Vigilant, ruthless, shrewd, brilliant, pragmatic, Lee imposed his personal vision until he stepped down as Prime Minister in 1990 to become Senior Minister. He still approves important decisions. He believes that Western- style liberal democracy, with its emphasis on individual rights, won't work for most developing countries. "When you are hungry, when you lack basic services," he told an audience in the Philippines, "freedom, human rights and democracy do not add up to much." Instead, poor countries should promote savings, discipline, hard work and education, open the economy to foreign competition, spur investment.

Can Singapore be cloned? Not without a Lee Kuan Yew, say many citizens. Moreover, their city-state possesses special advantages: small size that makes control easy and infrastructure cheap, no job-seeking rural poor to overwhelm the city with slums, an ambitious immigrant population, a Confucian ethic stressing education and respect for authority, location on a major trade route in the heart of a dynamic region. The country's perpetual siege mentality -- it feels threatened by bigger neighbors and fears its own ethnic mix is volatile -- also encourages economic and political sacrifice.
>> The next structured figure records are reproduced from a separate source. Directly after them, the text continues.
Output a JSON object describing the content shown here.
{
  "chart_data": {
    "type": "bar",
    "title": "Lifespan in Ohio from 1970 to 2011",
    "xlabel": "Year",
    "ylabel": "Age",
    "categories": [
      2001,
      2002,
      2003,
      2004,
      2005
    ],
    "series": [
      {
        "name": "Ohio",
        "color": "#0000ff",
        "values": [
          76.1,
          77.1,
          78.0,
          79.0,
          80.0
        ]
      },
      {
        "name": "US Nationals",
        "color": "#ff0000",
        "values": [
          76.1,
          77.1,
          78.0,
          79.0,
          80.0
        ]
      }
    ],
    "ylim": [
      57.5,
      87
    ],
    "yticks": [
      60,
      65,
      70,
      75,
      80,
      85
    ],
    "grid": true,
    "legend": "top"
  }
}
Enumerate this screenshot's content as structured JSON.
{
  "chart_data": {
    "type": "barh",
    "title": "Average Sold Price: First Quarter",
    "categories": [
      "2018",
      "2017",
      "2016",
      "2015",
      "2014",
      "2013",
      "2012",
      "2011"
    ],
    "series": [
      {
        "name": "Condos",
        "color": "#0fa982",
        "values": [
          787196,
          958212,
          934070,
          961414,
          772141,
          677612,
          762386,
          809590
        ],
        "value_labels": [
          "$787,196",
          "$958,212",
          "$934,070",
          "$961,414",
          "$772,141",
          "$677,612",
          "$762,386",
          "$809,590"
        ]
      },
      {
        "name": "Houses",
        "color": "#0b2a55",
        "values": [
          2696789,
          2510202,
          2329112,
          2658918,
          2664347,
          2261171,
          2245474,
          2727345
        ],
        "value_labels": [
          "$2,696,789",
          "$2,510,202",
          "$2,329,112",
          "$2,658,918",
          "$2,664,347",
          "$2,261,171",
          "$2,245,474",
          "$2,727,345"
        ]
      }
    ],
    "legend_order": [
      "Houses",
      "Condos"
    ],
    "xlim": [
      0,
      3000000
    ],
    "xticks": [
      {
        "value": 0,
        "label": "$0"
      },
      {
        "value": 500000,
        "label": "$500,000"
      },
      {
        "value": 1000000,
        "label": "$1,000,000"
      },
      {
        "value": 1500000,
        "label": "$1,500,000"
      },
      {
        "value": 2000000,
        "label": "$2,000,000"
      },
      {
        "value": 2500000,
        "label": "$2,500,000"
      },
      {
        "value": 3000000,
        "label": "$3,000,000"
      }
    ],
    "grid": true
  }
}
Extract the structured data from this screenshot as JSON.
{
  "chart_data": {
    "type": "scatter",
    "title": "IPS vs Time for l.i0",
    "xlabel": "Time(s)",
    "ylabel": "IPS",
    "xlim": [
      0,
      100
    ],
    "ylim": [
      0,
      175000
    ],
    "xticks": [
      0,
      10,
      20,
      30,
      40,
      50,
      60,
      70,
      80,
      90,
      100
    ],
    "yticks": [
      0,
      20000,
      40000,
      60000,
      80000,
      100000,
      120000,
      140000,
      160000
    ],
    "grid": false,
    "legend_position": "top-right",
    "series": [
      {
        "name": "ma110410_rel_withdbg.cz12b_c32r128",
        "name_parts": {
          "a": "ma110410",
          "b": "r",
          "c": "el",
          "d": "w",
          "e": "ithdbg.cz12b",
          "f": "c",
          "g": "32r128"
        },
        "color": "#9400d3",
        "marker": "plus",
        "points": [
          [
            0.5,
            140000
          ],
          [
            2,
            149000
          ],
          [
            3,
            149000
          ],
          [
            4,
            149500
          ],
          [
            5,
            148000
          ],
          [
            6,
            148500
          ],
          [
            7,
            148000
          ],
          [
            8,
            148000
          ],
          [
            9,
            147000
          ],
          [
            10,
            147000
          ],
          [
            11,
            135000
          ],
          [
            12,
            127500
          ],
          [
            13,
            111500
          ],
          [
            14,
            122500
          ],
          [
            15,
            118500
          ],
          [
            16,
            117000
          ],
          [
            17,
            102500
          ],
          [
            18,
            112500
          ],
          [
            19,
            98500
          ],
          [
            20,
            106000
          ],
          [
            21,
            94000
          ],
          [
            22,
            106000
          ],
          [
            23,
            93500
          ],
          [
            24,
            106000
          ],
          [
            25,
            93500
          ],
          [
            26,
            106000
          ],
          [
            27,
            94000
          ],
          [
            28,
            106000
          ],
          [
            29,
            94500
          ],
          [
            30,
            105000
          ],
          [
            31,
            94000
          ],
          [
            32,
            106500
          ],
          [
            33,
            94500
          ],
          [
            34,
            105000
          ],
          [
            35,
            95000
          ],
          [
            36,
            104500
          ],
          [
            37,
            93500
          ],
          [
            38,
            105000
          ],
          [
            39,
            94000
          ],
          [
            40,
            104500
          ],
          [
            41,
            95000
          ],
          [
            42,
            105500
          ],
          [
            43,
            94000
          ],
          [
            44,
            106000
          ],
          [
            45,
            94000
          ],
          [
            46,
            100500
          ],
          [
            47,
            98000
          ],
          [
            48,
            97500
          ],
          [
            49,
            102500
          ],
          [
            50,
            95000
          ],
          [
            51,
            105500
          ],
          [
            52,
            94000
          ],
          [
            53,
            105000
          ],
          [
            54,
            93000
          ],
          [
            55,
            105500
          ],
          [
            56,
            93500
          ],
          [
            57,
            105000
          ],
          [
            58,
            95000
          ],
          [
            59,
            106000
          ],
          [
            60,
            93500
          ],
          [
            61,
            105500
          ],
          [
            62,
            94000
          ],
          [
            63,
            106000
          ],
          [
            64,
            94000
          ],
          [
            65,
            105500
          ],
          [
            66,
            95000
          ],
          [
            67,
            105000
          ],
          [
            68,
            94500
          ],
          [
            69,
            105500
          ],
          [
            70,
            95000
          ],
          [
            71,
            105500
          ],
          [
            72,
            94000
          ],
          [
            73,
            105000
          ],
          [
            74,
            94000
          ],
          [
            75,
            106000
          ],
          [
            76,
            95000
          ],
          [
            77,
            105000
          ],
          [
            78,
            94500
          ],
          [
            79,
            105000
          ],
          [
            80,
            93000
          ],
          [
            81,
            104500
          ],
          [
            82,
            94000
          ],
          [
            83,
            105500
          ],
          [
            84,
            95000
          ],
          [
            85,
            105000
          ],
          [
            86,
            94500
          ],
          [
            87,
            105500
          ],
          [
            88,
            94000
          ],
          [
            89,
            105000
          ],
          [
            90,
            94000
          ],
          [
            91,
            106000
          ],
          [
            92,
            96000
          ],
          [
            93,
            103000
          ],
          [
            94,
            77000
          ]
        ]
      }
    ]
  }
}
Fukuyama asks "whether, in the long run, human beings are really made happy by the sacrifice of their individuality." Young and better-educated Singaporeans chafe at the petty restrictions and ruling-party patronizing. "Lee Kuan Yew thinks we are basically stupid," says law professor Walter Woon, a rare establishment critic.

Snug -- and smug -- in their manicured garden, Singaporeans are unprepared for the jungle of the outside world. "They generally don't transplant well," says a Hong Kong-based executive of an international firm. "When faced with difficulties, they wilt."

Singapore can adjust to meet new challenges, insists Yeo, without adopting the West's "hard liberalism." But neither can Singapore be a model for many other countries. Setting aside democracy to concentrate on economic development can work for a while. But the resulting affluence breeds more demands for democracy, even in Confucian societies, and autocracy can rarely remain enlightened and uncorrupt for long. Just as Singapore's leaders have made the most of its small size and unusual cultural mix, so too leaders of other countries will have to find their own formulas for success.